気がついたら真夜中で、気がついたらソファの上で、気がついたらテーブルに「出前の蕎麦は冷蔵庫の中にあるから食えよ」という書き置きがあって、特に記憶の整理もせずにお蕎麦を頂いてお薬を飲んで、そのまま自分の部屋に戻って朝を迎えた。
朝食の時には、二階堂さんは二日酔いとの事でギリギリまで自室で寝ていて。
三月くんも頭を痛そうにしていた。
私は朝食に同席はさせてもらったけれど、昨日の夜リビングで寝てしまっていた事を和泉さんに咎められてしまい。
今日も私は一人だけ、お仕事をお休みする事になってしまった。
猫の事を和泉さんに問いかけると、それは大丈夫でしたのであなたは早く風邪を治して下さい、とやや強めに言われる。

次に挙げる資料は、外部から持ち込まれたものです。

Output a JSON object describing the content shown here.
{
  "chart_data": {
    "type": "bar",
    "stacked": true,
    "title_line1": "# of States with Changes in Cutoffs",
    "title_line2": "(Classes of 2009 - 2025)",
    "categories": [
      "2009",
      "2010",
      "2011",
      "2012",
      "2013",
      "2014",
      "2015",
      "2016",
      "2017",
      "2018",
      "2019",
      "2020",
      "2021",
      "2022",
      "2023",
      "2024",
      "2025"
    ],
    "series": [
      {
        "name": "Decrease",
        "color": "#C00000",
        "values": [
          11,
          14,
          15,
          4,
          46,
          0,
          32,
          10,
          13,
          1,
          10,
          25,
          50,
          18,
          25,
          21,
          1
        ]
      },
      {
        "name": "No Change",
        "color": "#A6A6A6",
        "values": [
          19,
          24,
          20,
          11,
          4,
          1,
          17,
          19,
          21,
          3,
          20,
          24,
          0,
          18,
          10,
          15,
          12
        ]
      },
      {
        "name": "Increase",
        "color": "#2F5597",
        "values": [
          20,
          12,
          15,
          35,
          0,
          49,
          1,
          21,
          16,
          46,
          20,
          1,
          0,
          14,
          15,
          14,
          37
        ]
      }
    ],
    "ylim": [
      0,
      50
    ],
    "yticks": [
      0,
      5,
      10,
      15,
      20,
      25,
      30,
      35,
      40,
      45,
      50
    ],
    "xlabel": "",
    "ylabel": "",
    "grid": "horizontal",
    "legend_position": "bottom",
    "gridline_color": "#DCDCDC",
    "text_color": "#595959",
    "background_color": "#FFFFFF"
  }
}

逢坂さん、環くん、六弥さんは、怒ってたり悲しんでたり、なんだか不機嫌そうな雰囲気で。
陸くんは無理矢理に笑顔を貼り付けた顔をしているかと思えば、急にしょんぼりしたり、ぶつぶつ何か文句を呟いたりと、こちらはこちらで荒れている。
とにかく、皆さん揃って元気じゃないみたいだった。
何か自分にできる事は無いだろうか、と和泉さんにそれとなく聞いてみると、家の事を軽くやっておいてほしい、と言ってもらえた。
私の状態は、少し眠くなるだけで、別にもう熱がある訳でも無いのに。
大人しく部屋で休んでなさい、と珍しく優しい口調で私に言ったのは、二階堂さんだ。
朝お水とコーヒーを運んだ時に、頭を優しく撫でられながら忠告された。
元気だから出勤できると答えても、元気な奴が酔った男の横で寝ちゃうとかありえないでしょ、って。
それを言われてしまうと反論に困ってしまい、私はすぐに二階堂さんの部屋から出されてしまう。
黙って出勤の支度をしようと考えていたら、和泉さんや三月くんからも、今日も休めと言われてしまった。
二階堂さんに冷たくされなくて良かったとは思うけれど、あまり病人扱いされるのも嬉しくないな、と感じた。
皆さんが事務所へ向かうのを、玄関先で見送ると。
私は早速洗い物に取り掛かった。